O Estado intervém na economia através da contenção de
salários e da subvenção do capital, demonstrando a existência
de um novo estatismo, com nítida preferência pela rentabilidade
capitalista, à diferença do Estado de bem-estar baseado na
intervenção keynesiana.
Em relação aos salários vale salientar resultados de pesquisas
do DIEESE: "entre 1986 e 1990, a perda dos rendimentos dos
10% mais pobres superou 45%, enquanto os rendimentos mais altos
tiveram perdas significativas, mas nitidamente menores".(
:30)
Em 1990 ainda 21,6% dos trabalhadores recebiam até 1 salário
minimo. O percentual caiu em relação a 1985, quando era de
29,1% mas, mesmo assim, continua alto. No nordeste do país, o
percentual caiu em igual período de 44,4% para 37,6%.( ) Deve-se
salientar que o salário mínimo tem o valor atual de R$120,00 ou
US$108,10.
De acordo com os princípios do neo-liberalismo, o estado
brasileiro reduz sua intervenção no serviço público, como
saúde e educação, enquanto aloca recursos para garantir a
lucratividade do setor privado. Assim, enquanto em 1995 foram
destinados 26 bilhões de dólares para o pagamento das dívidas
externa e interna, apenas 6 bilhões foram gastos com saúde e
educação. ( :28-29)
Em 1996, 13 bilhões de reais foram destinados ao salvamento de
bancos privados através do PROER (Programa Especial de
Recuperação do Sistema Financeiro) com a justificativa da
necessidade de preservação da estabilidade do sistema
financeiro. (cf. :20)
Enquanto a estatização de parte da dívida externa privada
aumentou os gastos públicos, o ajuste recessivo da economia nos
anos 80 reduziu a arrecadação tributária.
A redução dos investimentos públicos ainda se reflete na queda
das inversões privadas, dado o caráter complementar entre
ambas. ( :169)
O Estado brasileiro, que nos anos 50-70 acolheu o capital
monopolista internacional oferecendo-lhe infra-estrutura,
subsídios, isenções e incentivos, nos anos 90 participa das
novas bases de acumulação, alienando o patrimônio público
através de privatização.
A mudança na estrutura de acumulação dos países imperialistas
como forma de superação de crises redefine o padrão de
acumulação dos países do circuito dominado. A renúncia à
proteção da produção e do mercado brasileiros contra o
capital externo foi uma imposição objetiva da necessidade
sentida pelo capital internacional de queimar etapas de
produção, especializar-se nas atividades-fim e reorganizar-se
de forma a reduzir todos os custos de produção.
Neste processo, as burguesias dos estados dominados seguem a
determinação da política neoliberal ditada pelo FMI e pelo
Banco Mundial: abrem seus mercados à concorrência internacional
e reduzem os gastos com serviços públicos.

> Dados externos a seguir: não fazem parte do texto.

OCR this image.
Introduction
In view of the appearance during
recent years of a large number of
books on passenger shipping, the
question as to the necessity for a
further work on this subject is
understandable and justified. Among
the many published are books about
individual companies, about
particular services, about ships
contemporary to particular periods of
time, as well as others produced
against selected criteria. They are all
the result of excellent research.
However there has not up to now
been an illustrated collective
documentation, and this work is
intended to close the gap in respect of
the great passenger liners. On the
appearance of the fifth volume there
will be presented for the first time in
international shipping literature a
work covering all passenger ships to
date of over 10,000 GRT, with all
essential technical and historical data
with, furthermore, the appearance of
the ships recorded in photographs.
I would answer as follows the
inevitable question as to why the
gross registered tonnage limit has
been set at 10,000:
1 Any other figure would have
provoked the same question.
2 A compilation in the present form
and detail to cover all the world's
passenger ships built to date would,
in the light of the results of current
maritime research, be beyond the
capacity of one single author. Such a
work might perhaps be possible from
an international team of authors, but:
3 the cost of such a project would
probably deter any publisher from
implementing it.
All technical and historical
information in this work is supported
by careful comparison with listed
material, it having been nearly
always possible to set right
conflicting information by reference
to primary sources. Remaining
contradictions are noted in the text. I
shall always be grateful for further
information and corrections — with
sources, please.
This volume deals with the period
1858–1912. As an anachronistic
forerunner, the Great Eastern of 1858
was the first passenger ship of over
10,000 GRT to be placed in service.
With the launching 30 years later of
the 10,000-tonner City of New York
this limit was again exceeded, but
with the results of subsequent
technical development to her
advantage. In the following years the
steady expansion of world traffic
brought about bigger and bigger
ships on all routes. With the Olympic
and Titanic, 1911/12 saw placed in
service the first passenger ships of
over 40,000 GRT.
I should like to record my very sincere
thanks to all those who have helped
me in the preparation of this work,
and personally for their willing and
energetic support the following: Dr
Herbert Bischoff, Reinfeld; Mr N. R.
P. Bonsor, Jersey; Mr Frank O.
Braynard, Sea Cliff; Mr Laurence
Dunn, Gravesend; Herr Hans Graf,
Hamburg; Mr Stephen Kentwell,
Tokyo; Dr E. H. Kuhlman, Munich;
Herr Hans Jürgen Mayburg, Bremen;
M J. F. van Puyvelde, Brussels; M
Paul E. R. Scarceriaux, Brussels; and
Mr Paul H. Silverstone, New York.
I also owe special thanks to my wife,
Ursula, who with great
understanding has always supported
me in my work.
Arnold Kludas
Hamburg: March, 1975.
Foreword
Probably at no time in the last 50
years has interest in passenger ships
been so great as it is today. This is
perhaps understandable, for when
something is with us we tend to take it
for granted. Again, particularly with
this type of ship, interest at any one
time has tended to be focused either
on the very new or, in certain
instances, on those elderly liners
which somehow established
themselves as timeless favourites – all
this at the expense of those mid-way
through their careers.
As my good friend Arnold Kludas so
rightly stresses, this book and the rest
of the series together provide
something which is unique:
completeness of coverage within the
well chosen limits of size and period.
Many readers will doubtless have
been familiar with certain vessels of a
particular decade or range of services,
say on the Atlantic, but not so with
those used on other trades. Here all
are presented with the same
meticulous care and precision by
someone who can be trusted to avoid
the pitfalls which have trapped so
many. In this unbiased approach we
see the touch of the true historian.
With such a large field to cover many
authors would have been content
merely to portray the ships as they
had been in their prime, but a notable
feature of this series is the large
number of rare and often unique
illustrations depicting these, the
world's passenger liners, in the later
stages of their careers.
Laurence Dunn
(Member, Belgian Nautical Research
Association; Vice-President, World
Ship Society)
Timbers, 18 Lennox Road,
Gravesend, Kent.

FMI, Banco Mundial e
outras instituições similares não são neutras, mas são
dominadas pelas burguesias dos países imperialistas e
representam, portanto, interesses de classes, inclusive os das
burguesias latinoamericanas.
A inserção da economia brasileira na globalização pode ser
observada através do aumento do coeficiente de exportação de
commodities. Este passa de 5,5% em 1980 para 22,1% em 1992. Este
comportamento da economia deve-se muito às transnacionais que
dominam a produção local e, nos anos 90, tendem a preservar e
modernizar o parque industrial.(cf.5:544)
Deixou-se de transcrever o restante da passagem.